UNLESS YOU COUNT BEING UNNOTICED!! 

I am so ignored its not funny. Teachers forget that I am in their class. The other day a student elbowed me in the face and didn’t even realize. I mean just hurt my damn nose and walk away…it’s all good. Jerk.

I guess that somehow, being ignored has it’s advantages. I don’t get involved in all the messed up drama that happens. Like when Ron called Jessie a “Fat F***” (and her figure is not much better than mine). And besides the rumor that I was lesbian not much is said about me behind my back.

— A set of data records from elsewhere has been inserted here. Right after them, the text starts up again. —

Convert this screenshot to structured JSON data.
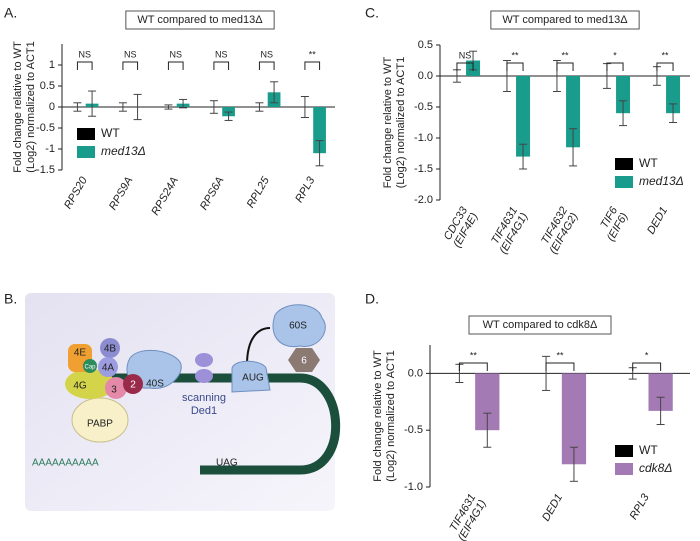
{
  "chart_data": [
    {
      "type": "bar",
      "panel": "A.",
      "title": "WT compared to med13Δ",
      "ylabel": [
        "Fold change relative to WT",
        "(Log2) normalized to ACT1"
      ],
      "categories": [
        [
          "RPS20"
        ],
        [
          "RPS9A"
        ],
        [
          "RPS24A"
        ],
        [
          "RPS6A"
        ],
        [
          "RPL25"
        ],
        [
          "RPL3"
        ]
      ],
      "series": [
        {
          "name": "WT",
          "color": "#000000",
          "values": [
            0,
            0,
            0,
            0,
            0,
            0
          ],
          "errors": [
            0.1,
            0.1,
            0.05,
            0.15,
            0.1,
            0.25
          ]
        },
        {
          "name": "med13Δ",
          "color": "#1a9c8c",
          "values": [
            0.08,
            0,
            0.08,
            -0.22,
            0.35,
            -1.1
          ],
          "errors": [
            0.3,
            0.3,
            0.1,
            0.1,
            0.25,
            0.3
          ]
        }
      ],
      "significance": [
        "NS",
        "NS",
        "NS",
        "NS",
        "NS",
        "**"
      ],
      "ylim": [
        -1.5,
        1.5
      ],
      "yticks": [
        -1.5,
        -1,
        -0.5,
        0,
        0.5,
        1
      ],
      "legend": "lower-left"
    },
    {
      "type": "bar",
      "panel": "C.",
      "title": "WT compared to med13Δ",
      "ylabel": [
        "Fold change relative to WT",
        "(Log2) normalized to ACT1"
      ],
      "categories": [
        [
          "CDC33",
          "(EIF4E)"
        ],
        [
          "TIF4631",
          "(EIF4G1)"
        ],
        [
          "TIF4632",
          "(EIF4G2)"
        ],
        [
          "TIF6",
          "(EIF6)"
        ],
        [
          "DED1"
        ]
      ],
      "series": [
        {
          "name": "WT",
          "color": "#000000",
          "values": [
            0,
            0,
            0,
            0,
            0
          ],
          "errors": [
            0.1,
            0.25,
            0.25,
            0.2,
            0.15
          ]
        },
        {
          "name": "med13Δ",
          "color": "#1a9c8c",
          "values": [
            0.25,
            -1.3,
            -1.15,
            -0.6,
            -0.6
          ],
          "errors": [
            0.15,
            0.2,
            0.3,
            0.2,
            0.15
          ]
        }
      ],
      "significance": [
        "NS",
        "**",
        "**",
        "*",
        "**"
      ],
      "ylim": [
        -2,
        0.5
      ],
      "yticks": [
        {
          "value": -2,
          "label": "-2.0"
        },
        -1.5,
        {
          "value": -1,
          "label": "-1.0"
        },
        -0.5,
        {
          "value": 0,
          "label": "0.0"
        },
        0.5
      ],
      "legend": "lower-right"
    },
    {
      "type": "bar",
      "panel": "D.",
      "title": "WT compared to cdk8Δ",
      "ylabel": [
        "Fold change relative to WT",
        "(Log2) normalized to ACT1"
      ],
      "categories": [
        [
          "TIF4631",
          "(EIF4G1)"
        ],
        [
          "DED1"
        ],
        [
          "RPL3"
        ]
      ],
      "series": [
        {
          "name": "WT",
          "color": "#000000",
          "values": [
            0,
            0,
            0
          ],
          "errors": [
            0.08,
            0.15,
            0.05
          ]
        },
        {
          "name": "cdk8Δ",
          "color": "#a47ab4",
          "values": [
            -0.5,
            -0.8,
            -0.33
          ],
          "errors": [
            0.15,
            0.15,
            0.12
          ]
        }
      ],
      "significance": [
        "**",
        "**",
        "*"
      ],
      "ylim": [
        -1,
        0.25
      ],
      "yticks": [
        {
          "value": -1,
          "label": "-1.0"
        },
        -0.5,
        {
          "value": 0,
          "label": "0.0"
        }
      ],
      "legend": "lower-right"
    }
  ],
  "diagram": {
    "panel": "B.",
    "labels": {
      "s60": "60S",
      "six": "6",
      "aug": "AUG",
      "e4": "4E",
      "cap": "Cap",
      "b4": "4B",
      "a4": "4A",
      "s40": "40S",
      "g4": "4G",
      "three": "3",
      "two": "2",
      "scanning": "scanning",
      "ded1": "Ded1",
      "pabp": "PABP",
      "polya": "AAAAAAAAAA",
      "uag": "UAG"
    }
  }
}
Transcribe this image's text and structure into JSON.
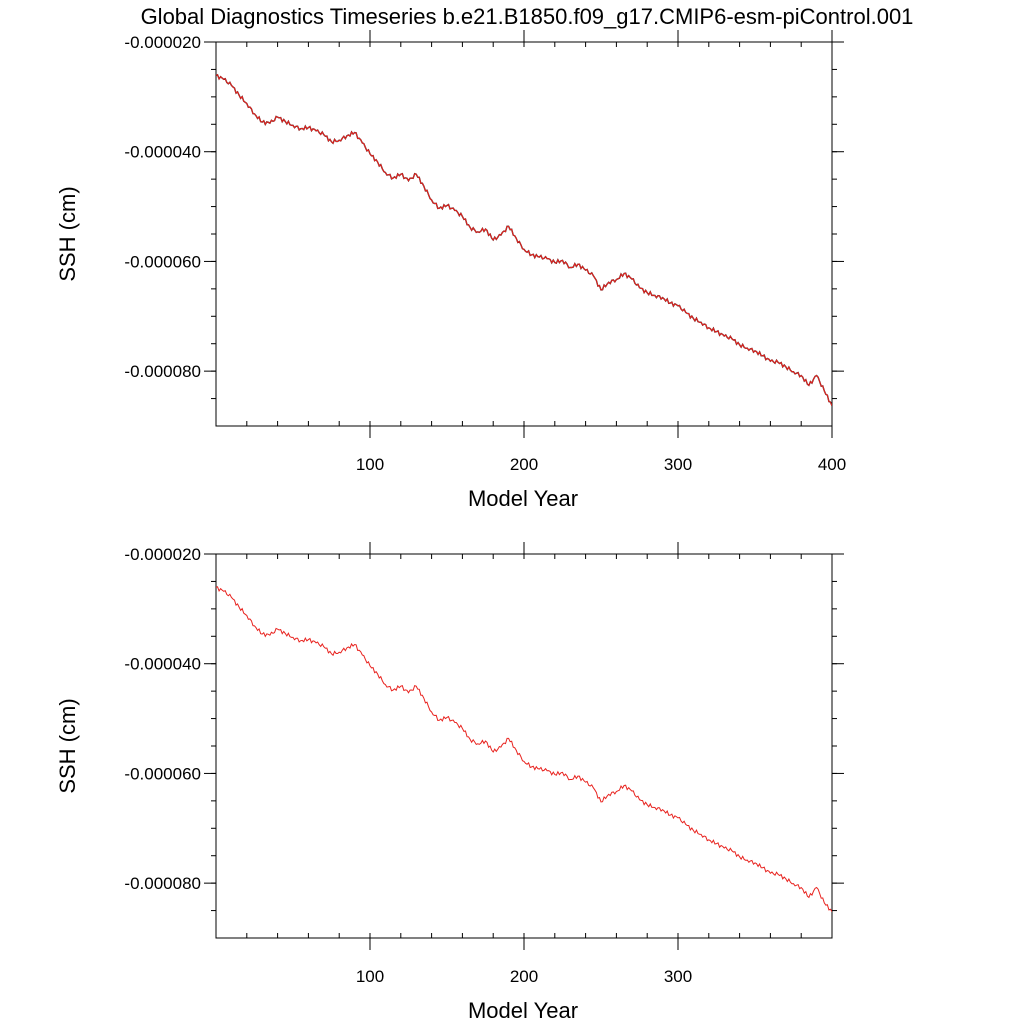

I laughed my rear end off when someone I asked me if I was really a Lesbo. Then I screamed at them that no one cares because there is nothing wrong with being gay and that if they are so damn homophobic they should go and rot in hell because the world doesn't need closed minded a**h***s like them. People honestly irritate the living daylights out of me.

But I actually began to wish I was gay at the start of grade 10, because that is when my sexual orientation messed everything up for me…yes i fell for a guy. I fell hard. 

i found it hard to believe myself but it happened.